97.20 98.20 98.50 98.94 99.30 103.10
Distribution of BodyTemp
#look at the distribution of BodyTemp
flu2 %>% ggplot(aes(x=BodyTemp)) + geom_histogram()
`stat_bin()` using `bins = 30`. Pick better value with `binwidth`.
Looks like of the body temperatures cluster around 98.5 degrees with some right skew.
Lets take a look ath the relationship between BodyTemp and some predictors.
flu2 %>% ggplot(aes(x=Nausea, y=BodyTemp)) + geom_boxplot()

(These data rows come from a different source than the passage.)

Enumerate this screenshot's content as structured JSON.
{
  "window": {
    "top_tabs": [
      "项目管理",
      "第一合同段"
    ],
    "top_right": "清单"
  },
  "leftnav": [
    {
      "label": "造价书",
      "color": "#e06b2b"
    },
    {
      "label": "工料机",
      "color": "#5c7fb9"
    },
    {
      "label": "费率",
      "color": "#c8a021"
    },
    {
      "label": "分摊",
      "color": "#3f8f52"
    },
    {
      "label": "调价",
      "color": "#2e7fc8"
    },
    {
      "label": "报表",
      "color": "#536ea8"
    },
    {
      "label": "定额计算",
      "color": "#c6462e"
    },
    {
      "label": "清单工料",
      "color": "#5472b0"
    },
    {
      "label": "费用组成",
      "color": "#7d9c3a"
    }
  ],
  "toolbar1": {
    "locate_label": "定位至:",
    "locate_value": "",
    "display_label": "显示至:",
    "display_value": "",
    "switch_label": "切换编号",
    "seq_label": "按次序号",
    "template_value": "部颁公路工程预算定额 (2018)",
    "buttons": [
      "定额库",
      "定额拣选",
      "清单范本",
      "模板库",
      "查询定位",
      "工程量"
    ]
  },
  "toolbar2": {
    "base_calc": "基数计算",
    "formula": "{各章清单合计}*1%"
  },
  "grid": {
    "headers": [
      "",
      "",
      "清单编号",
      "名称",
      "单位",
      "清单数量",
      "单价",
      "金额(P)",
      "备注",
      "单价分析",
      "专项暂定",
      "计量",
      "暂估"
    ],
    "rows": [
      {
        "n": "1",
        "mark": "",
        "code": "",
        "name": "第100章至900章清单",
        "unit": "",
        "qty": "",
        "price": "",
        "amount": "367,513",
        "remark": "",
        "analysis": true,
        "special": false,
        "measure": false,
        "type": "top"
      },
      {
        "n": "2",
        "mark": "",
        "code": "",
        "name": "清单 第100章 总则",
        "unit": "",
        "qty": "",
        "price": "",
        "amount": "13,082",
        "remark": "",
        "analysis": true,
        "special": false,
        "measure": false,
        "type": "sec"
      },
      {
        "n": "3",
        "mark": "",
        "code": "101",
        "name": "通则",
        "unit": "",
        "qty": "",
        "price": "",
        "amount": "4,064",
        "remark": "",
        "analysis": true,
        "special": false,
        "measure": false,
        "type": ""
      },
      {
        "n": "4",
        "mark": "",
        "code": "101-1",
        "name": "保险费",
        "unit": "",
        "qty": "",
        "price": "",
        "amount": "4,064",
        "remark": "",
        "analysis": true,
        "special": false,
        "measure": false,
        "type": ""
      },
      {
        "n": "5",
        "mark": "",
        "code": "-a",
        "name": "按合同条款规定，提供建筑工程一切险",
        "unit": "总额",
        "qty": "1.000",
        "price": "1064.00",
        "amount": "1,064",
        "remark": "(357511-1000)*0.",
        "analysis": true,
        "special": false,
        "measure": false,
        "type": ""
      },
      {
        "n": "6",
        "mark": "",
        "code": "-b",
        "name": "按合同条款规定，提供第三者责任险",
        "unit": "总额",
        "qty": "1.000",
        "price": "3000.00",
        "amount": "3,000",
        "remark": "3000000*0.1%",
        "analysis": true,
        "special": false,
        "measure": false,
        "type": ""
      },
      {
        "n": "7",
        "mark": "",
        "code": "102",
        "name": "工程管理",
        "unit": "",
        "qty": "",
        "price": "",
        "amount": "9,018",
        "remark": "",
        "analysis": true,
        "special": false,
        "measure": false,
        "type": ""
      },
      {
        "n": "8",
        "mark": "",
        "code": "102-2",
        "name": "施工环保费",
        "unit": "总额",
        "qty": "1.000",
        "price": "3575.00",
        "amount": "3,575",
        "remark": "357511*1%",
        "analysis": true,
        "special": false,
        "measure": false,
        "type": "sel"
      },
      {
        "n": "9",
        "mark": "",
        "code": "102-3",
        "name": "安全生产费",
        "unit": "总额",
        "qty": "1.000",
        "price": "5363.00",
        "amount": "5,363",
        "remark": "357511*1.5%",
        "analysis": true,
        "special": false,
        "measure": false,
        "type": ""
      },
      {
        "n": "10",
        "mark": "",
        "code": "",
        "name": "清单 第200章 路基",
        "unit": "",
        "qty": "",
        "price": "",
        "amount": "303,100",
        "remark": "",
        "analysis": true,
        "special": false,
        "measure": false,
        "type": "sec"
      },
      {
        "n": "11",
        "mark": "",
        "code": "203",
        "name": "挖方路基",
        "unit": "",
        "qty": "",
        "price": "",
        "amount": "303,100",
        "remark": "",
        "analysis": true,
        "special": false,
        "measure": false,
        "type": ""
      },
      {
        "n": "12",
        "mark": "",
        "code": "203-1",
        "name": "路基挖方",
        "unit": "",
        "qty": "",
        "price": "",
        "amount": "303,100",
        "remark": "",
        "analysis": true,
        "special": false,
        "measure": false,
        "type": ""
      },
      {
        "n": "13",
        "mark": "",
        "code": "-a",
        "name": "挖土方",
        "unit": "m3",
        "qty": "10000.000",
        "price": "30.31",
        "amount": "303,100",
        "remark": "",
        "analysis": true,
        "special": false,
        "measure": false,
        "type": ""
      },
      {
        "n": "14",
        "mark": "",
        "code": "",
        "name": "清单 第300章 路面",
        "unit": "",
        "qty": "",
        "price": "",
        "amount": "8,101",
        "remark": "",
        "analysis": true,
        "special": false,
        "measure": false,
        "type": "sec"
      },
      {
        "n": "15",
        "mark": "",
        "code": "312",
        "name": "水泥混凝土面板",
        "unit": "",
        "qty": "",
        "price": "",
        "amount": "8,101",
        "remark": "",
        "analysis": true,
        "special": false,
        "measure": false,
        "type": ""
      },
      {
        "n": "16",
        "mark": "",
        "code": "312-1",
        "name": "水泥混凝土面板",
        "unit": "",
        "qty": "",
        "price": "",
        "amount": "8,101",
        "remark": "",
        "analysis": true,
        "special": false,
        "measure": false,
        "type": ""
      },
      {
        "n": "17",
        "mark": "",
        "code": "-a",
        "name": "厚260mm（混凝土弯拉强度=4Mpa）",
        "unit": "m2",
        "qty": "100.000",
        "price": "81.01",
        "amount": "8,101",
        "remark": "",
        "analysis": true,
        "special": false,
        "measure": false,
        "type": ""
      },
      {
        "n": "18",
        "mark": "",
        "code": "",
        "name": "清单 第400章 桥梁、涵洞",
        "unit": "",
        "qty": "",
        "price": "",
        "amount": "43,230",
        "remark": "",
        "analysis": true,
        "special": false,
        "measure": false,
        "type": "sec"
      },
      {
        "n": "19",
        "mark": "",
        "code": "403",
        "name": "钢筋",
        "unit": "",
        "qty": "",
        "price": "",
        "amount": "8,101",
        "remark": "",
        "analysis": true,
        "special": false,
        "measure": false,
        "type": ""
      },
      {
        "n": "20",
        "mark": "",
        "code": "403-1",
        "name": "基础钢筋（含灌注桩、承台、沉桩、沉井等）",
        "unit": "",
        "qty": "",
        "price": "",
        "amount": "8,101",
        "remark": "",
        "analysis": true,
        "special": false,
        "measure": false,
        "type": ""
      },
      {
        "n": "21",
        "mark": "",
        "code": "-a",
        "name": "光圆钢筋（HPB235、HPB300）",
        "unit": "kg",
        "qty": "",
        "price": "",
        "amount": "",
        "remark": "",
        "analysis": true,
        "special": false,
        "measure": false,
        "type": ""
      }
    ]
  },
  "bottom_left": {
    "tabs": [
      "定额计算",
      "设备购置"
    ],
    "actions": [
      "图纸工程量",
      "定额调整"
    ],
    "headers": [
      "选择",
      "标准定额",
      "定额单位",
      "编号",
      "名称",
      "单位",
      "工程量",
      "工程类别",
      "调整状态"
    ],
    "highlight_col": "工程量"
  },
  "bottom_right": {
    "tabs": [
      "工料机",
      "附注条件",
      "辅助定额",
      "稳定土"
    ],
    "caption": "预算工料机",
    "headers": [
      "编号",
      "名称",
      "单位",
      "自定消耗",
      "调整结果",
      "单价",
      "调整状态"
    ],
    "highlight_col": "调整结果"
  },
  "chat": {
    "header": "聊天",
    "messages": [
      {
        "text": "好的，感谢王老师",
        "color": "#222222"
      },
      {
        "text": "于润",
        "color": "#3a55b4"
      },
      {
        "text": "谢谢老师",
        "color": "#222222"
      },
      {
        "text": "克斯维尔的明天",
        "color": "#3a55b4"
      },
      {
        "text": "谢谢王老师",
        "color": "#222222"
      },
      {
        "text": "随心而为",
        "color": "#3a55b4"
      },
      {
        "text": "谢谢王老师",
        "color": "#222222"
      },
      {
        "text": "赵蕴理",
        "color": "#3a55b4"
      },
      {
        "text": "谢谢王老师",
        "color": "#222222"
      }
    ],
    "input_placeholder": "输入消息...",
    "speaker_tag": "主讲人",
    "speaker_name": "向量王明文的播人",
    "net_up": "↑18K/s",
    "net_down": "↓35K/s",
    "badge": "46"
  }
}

Seems like median body temperature is just slightly higher in those with nausea than without.
flu2 %>% ggplot(aes(x=CoughIntensity, y=BodyTemp)) + geom_boxplot()
Median body temperature looks to increase as cough intensity increases.
flu2 %>% ggplot(aes(x=Sneeze, y=BodyTemp)) + geom_boxplot()
Looks like people who did not report sneezing have a higher median body temperature. Weird.
flu2 %>% ggplot(aes(x=Weakness, y=BodyTemp)) + geom_boxplot()
Median body temperature seems to increase as weakness increases.